Salon: Interview by film critic Andrew O’Hehir of Comos writer and executive producer Ann Druyan. Neil deGrasse Tyson was the visible host, but he didn’t write the show; Druyan, the widow of Carl Sagan, did.
You’ve been pretty outspoken over the years about your views of religious myth and its relationship to science. You’ve talked at times about the desire to reclaim some of the sense of mystery or daring or even spirituality that could hypothetically be associated with science. Is this show to be considered as part of that struggle, as an attempt to recapture the mystery and power of science in the public imagination?

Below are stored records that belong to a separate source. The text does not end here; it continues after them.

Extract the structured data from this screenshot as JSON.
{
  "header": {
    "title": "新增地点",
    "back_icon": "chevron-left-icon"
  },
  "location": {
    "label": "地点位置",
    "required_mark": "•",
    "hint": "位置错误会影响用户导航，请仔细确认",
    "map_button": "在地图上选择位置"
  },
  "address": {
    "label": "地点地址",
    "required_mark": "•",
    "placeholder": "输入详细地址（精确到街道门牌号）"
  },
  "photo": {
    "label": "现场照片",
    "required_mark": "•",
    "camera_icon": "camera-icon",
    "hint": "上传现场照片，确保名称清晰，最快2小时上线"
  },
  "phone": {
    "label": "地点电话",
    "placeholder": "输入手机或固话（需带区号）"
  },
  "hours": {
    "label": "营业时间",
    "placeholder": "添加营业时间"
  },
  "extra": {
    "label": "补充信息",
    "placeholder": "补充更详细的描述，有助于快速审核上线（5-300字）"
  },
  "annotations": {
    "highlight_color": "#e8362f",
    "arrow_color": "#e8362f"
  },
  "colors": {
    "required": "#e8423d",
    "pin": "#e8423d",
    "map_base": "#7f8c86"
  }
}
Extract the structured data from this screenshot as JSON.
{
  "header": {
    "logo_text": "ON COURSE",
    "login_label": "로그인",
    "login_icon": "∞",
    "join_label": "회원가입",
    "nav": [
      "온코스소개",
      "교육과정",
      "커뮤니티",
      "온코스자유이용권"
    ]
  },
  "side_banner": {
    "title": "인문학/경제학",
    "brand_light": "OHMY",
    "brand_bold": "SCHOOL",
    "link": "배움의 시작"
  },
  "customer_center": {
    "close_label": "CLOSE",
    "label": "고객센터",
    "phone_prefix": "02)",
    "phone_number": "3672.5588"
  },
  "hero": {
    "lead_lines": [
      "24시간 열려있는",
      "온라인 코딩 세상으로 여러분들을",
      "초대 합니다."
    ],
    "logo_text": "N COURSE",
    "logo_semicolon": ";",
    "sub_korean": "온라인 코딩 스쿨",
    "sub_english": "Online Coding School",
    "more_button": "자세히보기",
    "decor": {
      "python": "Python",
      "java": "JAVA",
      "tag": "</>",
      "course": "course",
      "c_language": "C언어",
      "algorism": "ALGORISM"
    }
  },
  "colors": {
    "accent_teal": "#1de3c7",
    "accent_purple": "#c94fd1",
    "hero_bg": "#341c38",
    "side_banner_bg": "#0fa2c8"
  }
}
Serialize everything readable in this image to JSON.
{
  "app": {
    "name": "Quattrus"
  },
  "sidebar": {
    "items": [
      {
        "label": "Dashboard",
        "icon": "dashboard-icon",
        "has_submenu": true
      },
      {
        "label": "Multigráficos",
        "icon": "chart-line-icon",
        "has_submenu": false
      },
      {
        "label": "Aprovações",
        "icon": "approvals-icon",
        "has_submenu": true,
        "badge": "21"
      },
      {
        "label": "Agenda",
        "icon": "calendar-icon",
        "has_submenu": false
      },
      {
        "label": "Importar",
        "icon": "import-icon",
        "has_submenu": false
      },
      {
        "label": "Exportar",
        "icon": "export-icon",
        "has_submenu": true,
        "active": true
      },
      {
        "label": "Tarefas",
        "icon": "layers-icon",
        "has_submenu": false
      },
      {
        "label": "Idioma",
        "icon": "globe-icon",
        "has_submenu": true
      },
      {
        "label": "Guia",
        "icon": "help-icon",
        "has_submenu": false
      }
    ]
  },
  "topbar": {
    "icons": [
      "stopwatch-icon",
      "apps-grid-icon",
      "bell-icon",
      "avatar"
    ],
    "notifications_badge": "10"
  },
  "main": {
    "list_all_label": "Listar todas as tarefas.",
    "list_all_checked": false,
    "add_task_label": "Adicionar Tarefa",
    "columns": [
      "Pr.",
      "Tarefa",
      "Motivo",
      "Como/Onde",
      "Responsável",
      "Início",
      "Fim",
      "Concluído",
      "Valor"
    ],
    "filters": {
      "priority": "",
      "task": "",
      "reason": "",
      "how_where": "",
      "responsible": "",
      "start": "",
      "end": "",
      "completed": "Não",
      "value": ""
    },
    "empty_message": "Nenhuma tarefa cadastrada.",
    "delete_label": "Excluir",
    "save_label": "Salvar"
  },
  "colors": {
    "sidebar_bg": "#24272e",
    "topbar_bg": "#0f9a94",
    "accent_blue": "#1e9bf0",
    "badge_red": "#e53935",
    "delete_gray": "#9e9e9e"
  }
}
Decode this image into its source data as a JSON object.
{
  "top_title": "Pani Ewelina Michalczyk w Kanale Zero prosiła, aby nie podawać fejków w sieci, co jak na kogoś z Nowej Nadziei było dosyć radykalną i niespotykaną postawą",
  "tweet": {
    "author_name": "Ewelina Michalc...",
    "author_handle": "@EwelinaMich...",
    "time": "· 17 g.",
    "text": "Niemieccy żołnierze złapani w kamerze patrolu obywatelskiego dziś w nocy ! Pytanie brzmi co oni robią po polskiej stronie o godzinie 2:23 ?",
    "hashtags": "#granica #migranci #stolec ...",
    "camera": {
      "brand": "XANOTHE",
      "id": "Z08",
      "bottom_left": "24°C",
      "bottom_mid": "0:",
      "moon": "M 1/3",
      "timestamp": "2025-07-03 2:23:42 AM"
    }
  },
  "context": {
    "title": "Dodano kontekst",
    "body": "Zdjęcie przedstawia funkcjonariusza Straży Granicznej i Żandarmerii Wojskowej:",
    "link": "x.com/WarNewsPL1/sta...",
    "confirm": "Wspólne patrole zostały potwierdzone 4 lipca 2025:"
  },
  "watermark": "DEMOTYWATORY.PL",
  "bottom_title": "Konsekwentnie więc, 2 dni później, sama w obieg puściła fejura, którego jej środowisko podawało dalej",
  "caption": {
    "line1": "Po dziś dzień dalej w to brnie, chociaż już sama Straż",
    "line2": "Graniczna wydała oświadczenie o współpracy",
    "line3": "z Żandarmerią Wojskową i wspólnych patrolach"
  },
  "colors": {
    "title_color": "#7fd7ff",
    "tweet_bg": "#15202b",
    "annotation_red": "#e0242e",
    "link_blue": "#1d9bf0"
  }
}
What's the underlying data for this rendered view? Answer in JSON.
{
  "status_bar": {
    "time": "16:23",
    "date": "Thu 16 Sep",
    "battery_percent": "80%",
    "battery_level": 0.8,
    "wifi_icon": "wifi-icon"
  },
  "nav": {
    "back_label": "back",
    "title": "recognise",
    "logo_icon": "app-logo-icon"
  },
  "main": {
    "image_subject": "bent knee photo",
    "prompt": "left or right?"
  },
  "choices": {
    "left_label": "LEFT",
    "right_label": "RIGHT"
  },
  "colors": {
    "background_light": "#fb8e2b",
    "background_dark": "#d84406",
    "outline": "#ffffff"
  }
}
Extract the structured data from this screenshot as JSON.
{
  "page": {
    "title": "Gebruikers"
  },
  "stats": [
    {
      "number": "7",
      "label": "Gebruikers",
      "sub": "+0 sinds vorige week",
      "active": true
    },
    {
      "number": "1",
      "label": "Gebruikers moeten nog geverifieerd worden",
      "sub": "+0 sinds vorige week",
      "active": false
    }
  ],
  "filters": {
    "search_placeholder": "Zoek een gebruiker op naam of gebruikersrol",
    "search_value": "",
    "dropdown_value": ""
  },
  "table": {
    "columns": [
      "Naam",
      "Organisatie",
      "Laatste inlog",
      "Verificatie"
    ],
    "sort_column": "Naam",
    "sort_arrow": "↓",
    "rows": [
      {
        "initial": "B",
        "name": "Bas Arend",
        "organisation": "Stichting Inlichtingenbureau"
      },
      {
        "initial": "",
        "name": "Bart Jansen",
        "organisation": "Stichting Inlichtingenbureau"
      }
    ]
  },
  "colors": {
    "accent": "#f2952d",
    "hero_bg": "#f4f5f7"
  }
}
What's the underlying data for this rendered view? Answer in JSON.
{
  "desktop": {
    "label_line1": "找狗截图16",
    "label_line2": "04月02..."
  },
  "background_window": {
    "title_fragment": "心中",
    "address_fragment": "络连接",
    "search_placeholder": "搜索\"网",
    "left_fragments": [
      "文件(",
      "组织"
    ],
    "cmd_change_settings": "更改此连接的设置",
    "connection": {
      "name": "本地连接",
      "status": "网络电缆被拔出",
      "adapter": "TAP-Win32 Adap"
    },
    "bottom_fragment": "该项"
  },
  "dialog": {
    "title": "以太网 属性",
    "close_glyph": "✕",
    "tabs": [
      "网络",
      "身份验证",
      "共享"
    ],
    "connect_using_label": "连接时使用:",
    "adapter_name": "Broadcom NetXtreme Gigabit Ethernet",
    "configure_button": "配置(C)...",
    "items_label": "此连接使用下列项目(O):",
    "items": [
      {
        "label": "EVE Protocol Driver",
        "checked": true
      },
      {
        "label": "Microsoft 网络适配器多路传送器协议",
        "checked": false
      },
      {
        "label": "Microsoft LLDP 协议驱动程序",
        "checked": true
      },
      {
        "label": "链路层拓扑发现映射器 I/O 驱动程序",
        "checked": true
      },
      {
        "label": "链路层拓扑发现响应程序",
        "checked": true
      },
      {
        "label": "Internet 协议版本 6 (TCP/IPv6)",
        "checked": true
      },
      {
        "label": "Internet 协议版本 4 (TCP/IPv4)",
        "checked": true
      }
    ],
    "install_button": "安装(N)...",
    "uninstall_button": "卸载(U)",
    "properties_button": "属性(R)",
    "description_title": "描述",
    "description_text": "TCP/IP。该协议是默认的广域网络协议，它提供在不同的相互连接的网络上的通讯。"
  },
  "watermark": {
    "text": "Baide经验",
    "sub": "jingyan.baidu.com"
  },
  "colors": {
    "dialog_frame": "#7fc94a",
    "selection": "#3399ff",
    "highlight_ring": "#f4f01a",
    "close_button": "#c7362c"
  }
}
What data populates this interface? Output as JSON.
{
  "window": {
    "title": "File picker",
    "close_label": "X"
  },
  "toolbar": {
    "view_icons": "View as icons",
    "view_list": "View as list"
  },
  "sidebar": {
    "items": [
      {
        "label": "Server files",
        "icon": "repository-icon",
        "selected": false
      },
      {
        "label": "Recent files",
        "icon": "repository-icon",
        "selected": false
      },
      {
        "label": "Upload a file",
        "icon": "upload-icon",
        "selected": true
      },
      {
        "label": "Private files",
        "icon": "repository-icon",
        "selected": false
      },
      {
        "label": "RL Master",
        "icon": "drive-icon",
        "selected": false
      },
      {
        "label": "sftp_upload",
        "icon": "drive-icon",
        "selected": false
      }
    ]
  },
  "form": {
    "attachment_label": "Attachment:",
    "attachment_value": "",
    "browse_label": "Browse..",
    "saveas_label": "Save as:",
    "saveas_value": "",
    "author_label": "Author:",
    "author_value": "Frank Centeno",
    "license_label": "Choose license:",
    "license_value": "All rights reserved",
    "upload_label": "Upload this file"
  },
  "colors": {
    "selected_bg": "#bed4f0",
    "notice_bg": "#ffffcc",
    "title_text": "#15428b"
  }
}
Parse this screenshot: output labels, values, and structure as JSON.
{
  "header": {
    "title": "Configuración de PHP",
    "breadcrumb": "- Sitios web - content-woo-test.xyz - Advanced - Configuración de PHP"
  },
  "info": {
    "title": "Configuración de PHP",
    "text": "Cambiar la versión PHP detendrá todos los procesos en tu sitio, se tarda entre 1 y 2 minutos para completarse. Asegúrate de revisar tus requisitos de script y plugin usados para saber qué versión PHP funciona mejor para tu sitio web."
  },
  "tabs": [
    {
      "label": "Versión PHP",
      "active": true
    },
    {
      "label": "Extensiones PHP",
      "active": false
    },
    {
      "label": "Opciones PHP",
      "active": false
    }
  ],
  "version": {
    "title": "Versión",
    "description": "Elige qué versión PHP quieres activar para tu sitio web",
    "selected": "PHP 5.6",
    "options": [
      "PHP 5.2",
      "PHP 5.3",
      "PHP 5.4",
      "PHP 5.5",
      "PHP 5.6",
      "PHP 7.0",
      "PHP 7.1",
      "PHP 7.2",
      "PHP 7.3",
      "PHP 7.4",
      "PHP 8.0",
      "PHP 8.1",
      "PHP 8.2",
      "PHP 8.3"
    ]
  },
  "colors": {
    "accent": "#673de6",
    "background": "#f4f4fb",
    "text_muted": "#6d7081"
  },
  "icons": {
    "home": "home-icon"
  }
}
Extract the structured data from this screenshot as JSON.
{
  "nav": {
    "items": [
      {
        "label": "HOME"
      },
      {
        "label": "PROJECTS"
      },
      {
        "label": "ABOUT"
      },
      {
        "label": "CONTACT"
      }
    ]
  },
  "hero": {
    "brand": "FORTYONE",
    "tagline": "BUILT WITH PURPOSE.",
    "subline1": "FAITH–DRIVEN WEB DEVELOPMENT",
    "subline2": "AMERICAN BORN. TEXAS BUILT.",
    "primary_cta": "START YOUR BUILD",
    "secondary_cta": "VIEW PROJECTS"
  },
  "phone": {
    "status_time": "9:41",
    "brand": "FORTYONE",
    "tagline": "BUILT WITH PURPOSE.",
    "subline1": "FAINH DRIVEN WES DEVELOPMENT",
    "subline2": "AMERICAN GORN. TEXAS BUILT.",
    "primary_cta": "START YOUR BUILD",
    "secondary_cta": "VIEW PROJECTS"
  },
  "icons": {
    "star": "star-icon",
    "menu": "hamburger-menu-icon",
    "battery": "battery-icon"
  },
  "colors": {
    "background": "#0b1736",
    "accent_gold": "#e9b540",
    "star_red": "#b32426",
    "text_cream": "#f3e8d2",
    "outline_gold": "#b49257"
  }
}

That’s beautifully said. And you know, I could speak to that. Yes, I mean, what always has surprised me personally is that the revelations about nature and the universe that science has presented to us are not just, you know, more likely to be better approximations of natural reality than we’ve gotten from any other source, but they’re also way more spiritually satisfying than anything we’ve ever been able to make up. You know, our interpretations of nature that are not rooted in nature at all and that are anthropocentric are kind of the infantile idealized visions of us as the center of the universe. As the children of a very disappointed father. [Laughter.]
Infantile, yes.
I’m fascinated by the reference to Druyan’s
brilliant rereading of the story of the Garden of Eden, which she sees as the story of humanity’s escape from “a maximum-security prison with 24-hour surveillance.” Adam and Eve’s capital offense is that they seek knowledge and ask questions, precisely the qualities that define the human species. At least in that story, God appears to demand a subservient and doctrinaire incuriosity, and many of his followers continue to insist on that path to this day.
And am not sure where her exegesis was published, but I’ll try to track it down.